Nisa suresi 89. ayeti okunuşu , Ayet kelimesinin türkçe karşılığı.
﴿وَدُّوا لَوْ تَكْفُرُونَ كَمَا كَفَرُوا فَتَكُونُونَ سَوَٓاءً فَلَا تَتَّخِذُوا مِنْهُمْ اَوْلِيَٓاءَ حَتّٰى يُهَاجِرُوا ف۪ي سَب۪يلِ اللّٰهِۜ فَاِنْ تَوَلَّوْا فَخُذُوهُمْ وَاقْتُلُوهُمْ حَيْثُ وَجَدْتُمُوهُمْۖ وَلَا تَتَّخِذُوا مِنْهُمْ وَلِيًّا وَلَا نَص۪يرًاۙ ﴾ [النساء: 89]
ayet arapça & türkçe okunuşuVeddû lev tekfurûne kemâ keferû fetekûnûne sevâ-â(en)(s) felâ tetteḣiżû minhum evliyâe hattâ yuhâcirû fî sebîli(A)llâh(i)(c) fe-in tevellev feḣużûhum vaktulûhum hayśu vecedtumûhum(s) velâ tetteḣiżû minhum veliyyen velâ nasîrâ(n) [Nisa: 89]

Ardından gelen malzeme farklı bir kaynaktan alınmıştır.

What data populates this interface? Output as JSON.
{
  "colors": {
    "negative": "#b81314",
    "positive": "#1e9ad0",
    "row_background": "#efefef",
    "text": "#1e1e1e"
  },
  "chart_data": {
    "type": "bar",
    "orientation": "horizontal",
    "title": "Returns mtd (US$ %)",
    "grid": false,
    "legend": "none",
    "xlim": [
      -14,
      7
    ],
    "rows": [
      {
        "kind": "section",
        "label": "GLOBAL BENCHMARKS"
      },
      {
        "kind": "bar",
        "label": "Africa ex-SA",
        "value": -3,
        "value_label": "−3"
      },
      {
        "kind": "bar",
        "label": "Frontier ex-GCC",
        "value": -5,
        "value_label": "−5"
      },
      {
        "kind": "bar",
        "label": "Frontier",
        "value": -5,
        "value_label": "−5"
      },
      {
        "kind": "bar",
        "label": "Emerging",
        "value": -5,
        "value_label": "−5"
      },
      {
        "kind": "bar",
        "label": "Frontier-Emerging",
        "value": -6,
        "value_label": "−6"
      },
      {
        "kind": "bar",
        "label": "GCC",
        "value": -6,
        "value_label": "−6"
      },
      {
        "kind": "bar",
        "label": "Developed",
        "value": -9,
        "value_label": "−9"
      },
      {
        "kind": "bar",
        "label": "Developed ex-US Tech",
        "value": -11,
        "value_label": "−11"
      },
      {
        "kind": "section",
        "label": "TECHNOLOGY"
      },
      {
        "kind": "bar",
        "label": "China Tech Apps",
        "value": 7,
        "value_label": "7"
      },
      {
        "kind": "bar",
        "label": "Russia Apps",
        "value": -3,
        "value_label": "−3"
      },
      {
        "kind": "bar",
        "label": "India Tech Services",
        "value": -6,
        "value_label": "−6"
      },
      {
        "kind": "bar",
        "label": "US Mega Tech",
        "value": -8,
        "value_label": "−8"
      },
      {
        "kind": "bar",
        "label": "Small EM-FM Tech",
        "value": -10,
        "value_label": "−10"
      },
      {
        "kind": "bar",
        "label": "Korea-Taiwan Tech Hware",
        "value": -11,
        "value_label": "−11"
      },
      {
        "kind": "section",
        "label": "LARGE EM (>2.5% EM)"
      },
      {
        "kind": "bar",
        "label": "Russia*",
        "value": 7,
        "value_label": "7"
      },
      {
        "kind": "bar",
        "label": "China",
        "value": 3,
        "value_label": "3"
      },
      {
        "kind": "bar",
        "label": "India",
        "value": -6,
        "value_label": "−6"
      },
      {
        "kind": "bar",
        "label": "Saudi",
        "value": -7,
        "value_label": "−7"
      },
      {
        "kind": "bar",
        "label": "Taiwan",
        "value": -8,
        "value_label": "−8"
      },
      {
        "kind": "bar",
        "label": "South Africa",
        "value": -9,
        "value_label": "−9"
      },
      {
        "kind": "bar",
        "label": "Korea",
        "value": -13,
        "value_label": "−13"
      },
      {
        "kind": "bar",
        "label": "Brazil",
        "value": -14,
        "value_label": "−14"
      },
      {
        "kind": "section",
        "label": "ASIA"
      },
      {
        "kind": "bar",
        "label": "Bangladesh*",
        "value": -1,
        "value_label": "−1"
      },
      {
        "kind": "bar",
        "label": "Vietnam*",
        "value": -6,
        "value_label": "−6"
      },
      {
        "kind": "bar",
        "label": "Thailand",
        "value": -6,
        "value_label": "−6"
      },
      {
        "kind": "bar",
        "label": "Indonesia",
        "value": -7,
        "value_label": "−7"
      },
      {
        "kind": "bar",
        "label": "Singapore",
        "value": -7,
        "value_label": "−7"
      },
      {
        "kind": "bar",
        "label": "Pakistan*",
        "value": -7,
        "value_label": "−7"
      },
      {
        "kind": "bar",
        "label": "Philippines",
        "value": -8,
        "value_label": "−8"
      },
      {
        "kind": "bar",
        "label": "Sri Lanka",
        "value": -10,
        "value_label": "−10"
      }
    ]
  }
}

Meal Kur'an-ı Kerim - Diyanet
Onlar kendileri inkar ettikleri gibi, keşki siz de inkar etseniz de eşit olsanız isterler. Allah yolunda hicret etmedikçe onlardan dost edinmeyin. Eğer yüz çevirirlerse onları tutun, bulduğunuz yerde öldürün. Onlardan dost ve yardımcı edinmeyin. [Nisa: 89]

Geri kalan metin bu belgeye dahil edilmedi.